Check your soil type. Heavy clay soil will hold the post firmer than a sandy, loamy soil. If you have a loose soil type like sand, you need to plant your posts at least 4 feet deep. Most clay soil can hold well at only 3 feet deep.
Find out where your frost line is. Warm climates have either a shallow frost line or none at all, so you can use your soil type to judge the depth of the fence post. However, a cold climate where winters are severe will normally have a 4-foot frost line. Make sure your post holes are dug out to at least the depth of the frost line so the bottom of the post sits at that depth to keep them from heaving in a freeze and thaw.
Space posts properly. You should never have more than an 8-foot gap between fence posts. Fence panels put too much pressure on posts spaced farther apart, and the fence will sag.

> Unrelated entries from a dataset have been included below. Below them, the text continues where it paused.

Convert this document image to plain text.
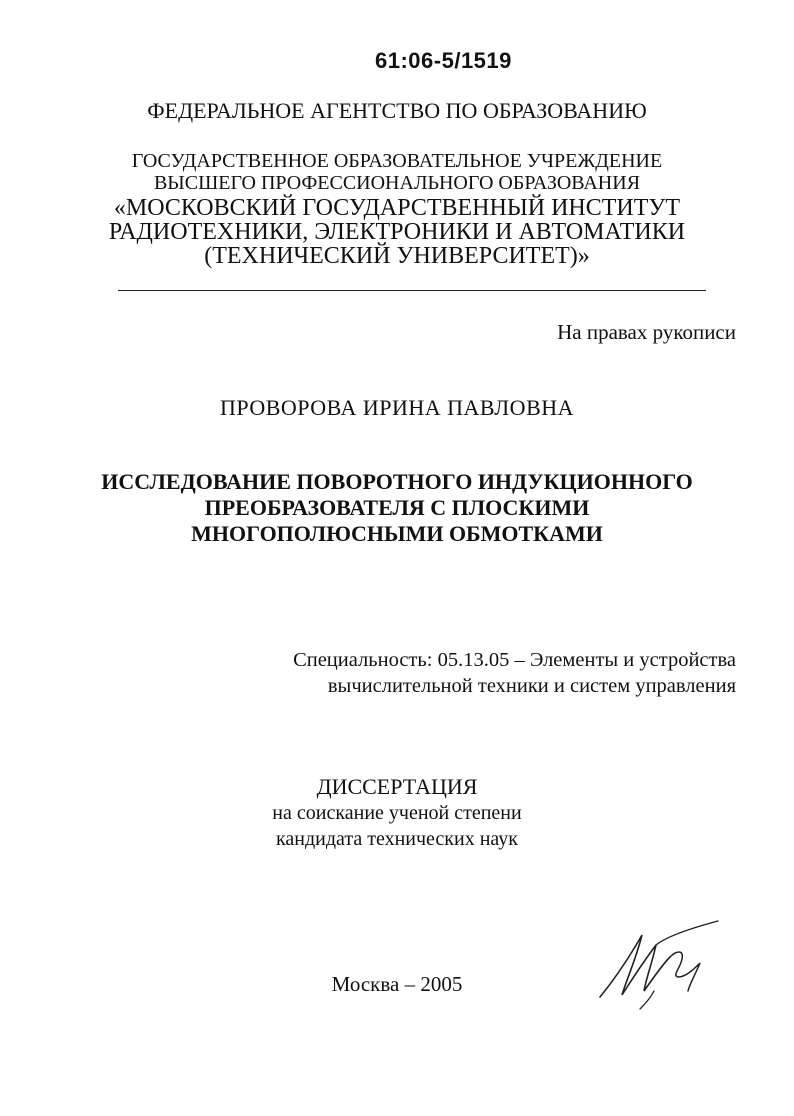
61:06-5/1519
ФЕДЕРАЛЬНОЕ АГЕНТСТВО ПО ОБРАЗОВАНИЮ
ГОСУДАРСТВЕННОЕ ОБРАЗОВАТЕЛЬНОЕ УЧРЕЖДЕНИЕ
ВЫСШЕГО ПРОФЕССИОНАЛЬНОГО ОБРАЗОВАНИЯ
«МОСКОВСКИЙ ГОСУДАРСТВЕННЫЙ ИНСТИТУТ
РАДИОТЕХНИКИ, ЭЛЕКТРОНИКИ И АВТОМАТИКИ
(ТЕХНИЧЕСКИЙ УНИВЕРСИТЕТ)»
На правах рукописи
ПРОВОРОВА ИРИНА ПАВЛОВНА
ИССЛЕДОВАНИЕ ПОВОРОТНОГО ИНДУКЦИОННОГО
ПРЕОБРАЗОВАТЕЛЯ С ПЛОСКИМИ
МНОГОПОЛЮСНЫМИ ОБМОТКАМИ
Специальность: 05.13.05 – Элементы и устройства
вычислительной техники и систем управления
ДИССЕРТАЦИЯ
на соискание ученой степени
кандидата технических наук
Москва – 2005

Decide whether to plant your posts in cement or soil. Once you dig your hole and put the post in you can simply backfill around the sides of the post with the dirt you pulled from the ground and pack it in firmly. That is fine for heavy soil and light fencing materials. If your soil is sandy and light and/or if the fence is large or heavy (as is a fence with wood panels), dirt packing will be too much of a strain on the fence posts. You should pour quick-setting cement into the holes around the pole to firmly seat them in order to hold heavier weights.
Never plant a fence post less than 3 feet deep, no matter what type of soil you have or what your weather conditions are. That is the bare minimum to keep a fence looking its best for a long time.